Tuesday, February 14, 2012
Obama released his latest budget and true to form, the GOP is screwing up the response.
As any good marketer knows, a message has to be written in a way that resonates with the target audience. Screw this up and it doesn't matter how clever your ad is, it is not going to work.
As critics have claimed, Obama's budget is more of a political document than a genuine proposal. For all the thousand or so pages, all Obama wanted was a couple of talking points to repeat over and over again in targeting the voters whose support is critical this fall.
And how does the GOP respond? With hyper-technical critiques of spending levels and tax levels and so on.
How does one say boring?
The public doesn't care about the budget per se. They aren't into analyzing the thousands of line items. All they care about is whether they can imagine the budget helping them.
Note that Obama's talking points - tax hikes for the wealthy and more spending - don't offer the promise of making anybody's life better.
And that is the weakness of Obama's budget. He hasn't come up with talking points that promise a rosy future. And this weakness is where the GOP needs to attack.
The GOP needs to launch its own sound-bite attack. The message?

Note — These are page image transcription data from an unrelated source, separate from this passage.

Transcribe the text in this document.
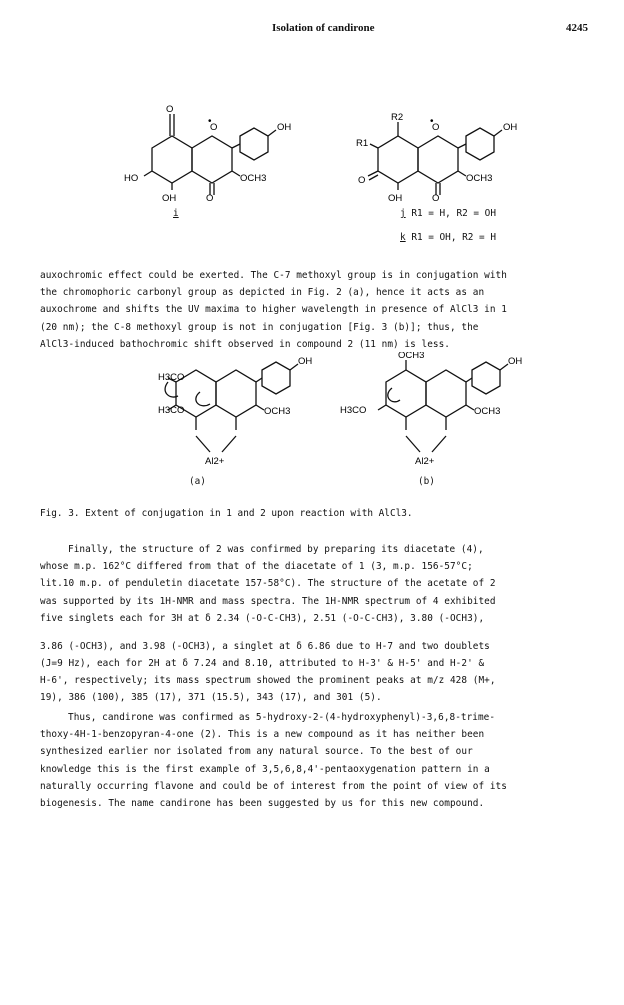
Isolation of candirone	4245
O
O
•
OH
HO	OCH3
OH	O
R2
R1
O
•
OH
O	OCH3
OH	O
i	j R1 = H, R2 = OH
k R1 = OH, R2 = H
auxochromic effect could be exerted. The C-7 methoxyl group is in conjugation with
the chromophoric carbonyl group as depicted in Fig. 2 (a), hence it acts as an
auxochrome and shifts the UV maxima to higher wavelength in presence of AlCl3 in 1
(20 nm); the C-8 methoxyl group is not in conjugation [Fig. 3 (b)]; thus, the
AlCl3-induced bathochromic shift observed in compound 2 (11 nm) is less.
H3CO
H3CO	OCH3
OH
Al2+
OCH3
H3CO	OCH3
OH
Al2+
(a)	(b)
Fig. 3. Extent of conjugation in 1 and 2 upon reaction with AlCl3.
Finally, the structure of 2 was confirmed by preparing its diacetate (4),
whose m.p. 162°C differed from that of the diacetate of 1 (3, m.p. 156-57°C;
lit.10 m.p. of penduletin diacetate 157-58°C). The structure of the acetate of 2
was supported by its 1H-NMR and mass spectra. The 1H-NMR spectrum of 4 exhibited
five singlets each for 3H at δ 2.34 (-O-C-CH3), 2.51 (-O-C-CH3), 3.80 (-OCH3),
3.86 (-OCH3), and 3.98 (-OCH3), a singlet at δ 6.86 due to H-7 and two doublets
(J=9 Hz), each for 2H at δ 7.24 and 8.10, attributed to H-3' & H-5' and H-2' &
H-6', respectively; its mass spectrum showed the prominent peaks at m/z 428 (M+,
19), 386 (100), 385 (17), 371 (15.5), 343 (17), and 301 (5).
Thus, candirone was confirmed as 5-hydroxy-2-(4-hydroxyphenyl)-3,6,8-trime-
thoxy-4H-1-benzopyran-4-one (2). This is a new compound as it has neither been
synthesized earlier nor isolated from any natural source. To the best of our
knowledge this is the first example of 3,5,6,8,4'-pentaoxygenation pattern in a
naturally occurring flavone and could be of interest from the point of view of its
biogenesis. The name candirone has been suggested by us for this new compound.
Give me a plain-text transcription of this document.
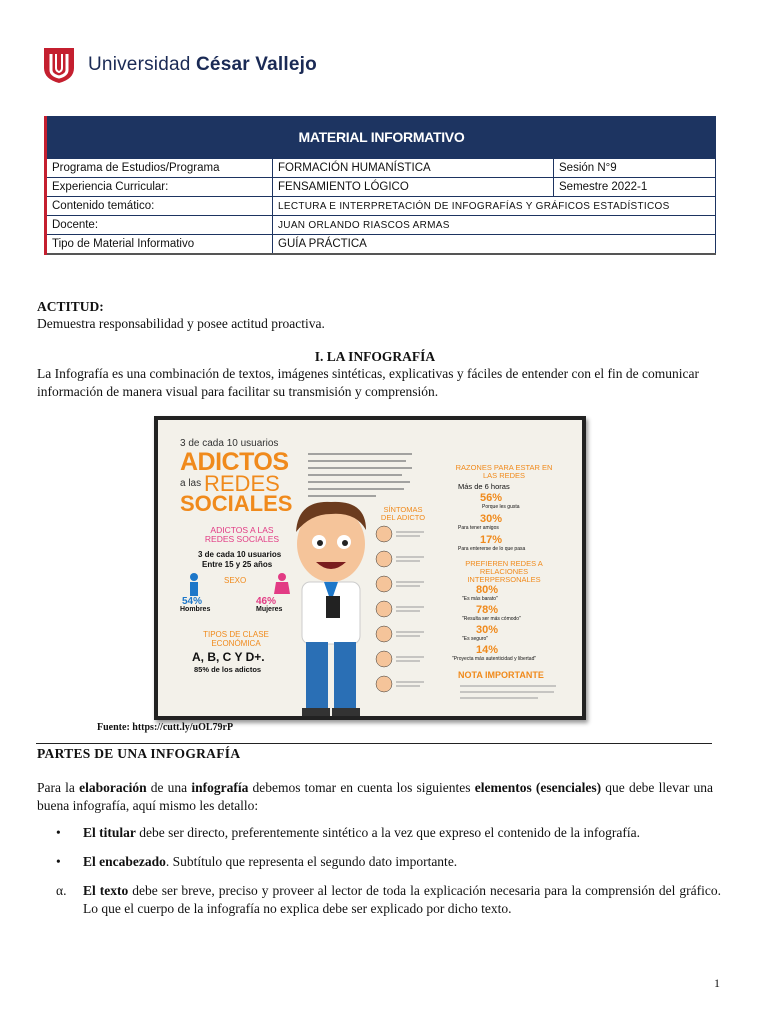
Universidad César Vallejo
MATERIAL INFORMATIVO
Programa de Estudios/Programa	FORMACIÓN HUMANÍSTICA	Sesión N°9
Experiencia Curricular:	FENSAMIENTO LÓGICO	Semestre 2022-1
Contenido temático:	LECTURA E INTERPRETACIÓN DE INFOGRAFÍAS Y GRÁFICOS ESTADÍSTICOS	
Docente:	JUAN ORLANDO RIASCOS ARMAS	
Tipo de Material Informativo	GUÍA PRÁCTICA	
ACTITUD:
Demuestra responsabilidad y posee actitud proactiva.
I. LA INFOGRAFÍA
La Infografía es una combinación de textos, imágenes sintéticas, explicativas y fáciles de entender con el fin de comunicar información de manera visual para facilitar su transmisión y comprensión.
3 de cada 10 usuarios
ADICTOS
a las REDES
SOCIALES
ADICTOS A LAS REDES SOCIALES
3 de cada 10 usuarios
Entre 15 y 25 años
SEXO
54%
Hombres
46%
Mujeres
TIPOS DE CLASE ECONÓMICA
A, B, C Y D+.
85% de los adictos
SÍNTOMAS DEL ADICTO
RAZONES PARA ESTAR EN LAS REDES
Más de 6 horas
56%
Porque les gusta
30%
Para tener amigos
17%
Para entererse de lo que pasa
PREFIEREN REDES A RELACIONES INTERPERSONALES
80%
"Es más barato"
78%
"Resulta ser más cómodo"
30%
"Es seguro"
14%
"Proyecta más autenticidad y libertad"
NOTA IMPORTANTE
Fuente: https://cutt.ly/uOL79rP
PARTES DE UNA INFOGRAFÍA
Para la elaboración de una infografía debemos tomar en cuenta los siguientes elementos (esenciales) que debe llevar una buena infografía, aquí mismo les detallo:
• El titular debe ser directo, preferentemente sintético a la vez que expreso el contenido de la infografía.
• El encabezado. Subtítulo que representa el segundo dato importante.
α. El texto debe ser breve, preciso y proveer al lector de toda la explicación necesaria para la comprensión del gráfico. Lo que el cuerpo de la infografía no explica debe ser explicado por dicho texto.
1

Raising taxes won't help lower the unemployment rate. Wasting more money on silly programs won't help lower the cost of a gallon of gas. They won't make health care any more affordable. Nor will they help stop the decline in home values.
By attacking - and undercutting - what Obama believes to be the strength of his budget, the GOP can score some major points.
America needs a President who is more concerned with increasing the number of people with jobs than going after those who have jobs. We need a President who knows it isn't smart to keep wasting money on the same things he wasted the last trillion or so dollars on.
Think of the impact we could have with commercials featuring regular folks (NOT politicians) who talk about how Obama's budget isn't going to get them to spend any more money, that it isn't going to lead them to hiring any more people, that they are afraid their houses will only continue to drop in value.
This is the message the GOP should be pushing. Sadly, they're not.